ThermoSkin: Self-Regulating Thermal Energy Harvesting in Wearable and Building Applications
Annotatsiya
Excessive energy usage and environmental impact are the result of the growing dependency on HVAC systems for thermal comfort in buildings and on the poor energy autonomy of wearables, and thus the dependence on centralised energy sources. Active climate control systems and traditional passive insulation are static controls that fail to adjust to temperature fluctuations dynamically.
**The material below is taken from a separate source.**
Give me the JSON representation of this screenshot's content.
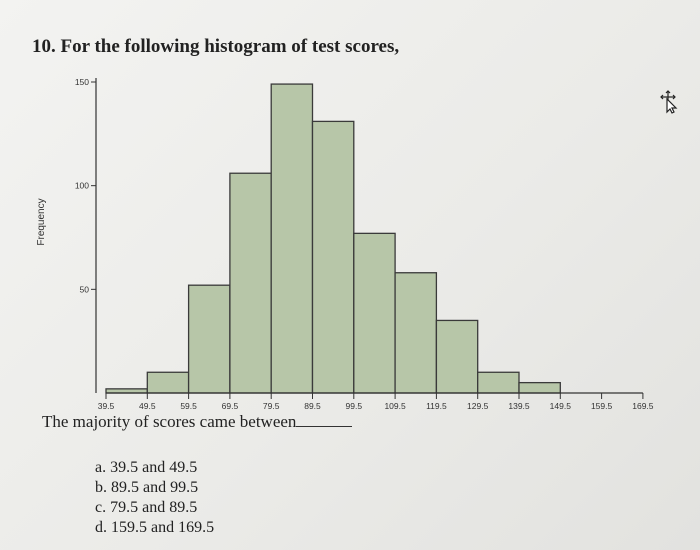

To this end, we introduce ThermoSkin, a biomimetic self-regulated thermal energy harvesting system that enhances wearables and buildings by combining a phase-changing ionic hydrogel (PCIH) with a triboelectric nanogenerator (TENG). Coupled with PCIHs, a thermal fluctuation reduction solution based on heat storage and release, at least part of which is based on environmental conditions. At the same time, embedded TENGs convert human motion or structural vibrations into electrical power, which can be used to power an IoT-based climate control without any external power source, constituting the first step toward self-powered operation of IoT-based climate control. Using thermoSkin coatings in buildings increases energy efficiency by minimising reliance on HVAC systems, and utilising thermoSkin in wearables enables improvements in thermal comfort and energy autonomy in smart textiles. The experimental evaluations demonstrate a $30-50 \%$ reduction in heating and cooling demands in buildings, as well as continuous low-power energy harvesting in wearables, making it a sustainable and effective solution. Legal aspects of IP, safety rules, and data privacy are also covered to ensure compliance and readiness for the world market. In contrast, ThermoSkin is a scalable, energyefficient, and legally viable innovation for future smart wearables and energy-efficient architecture.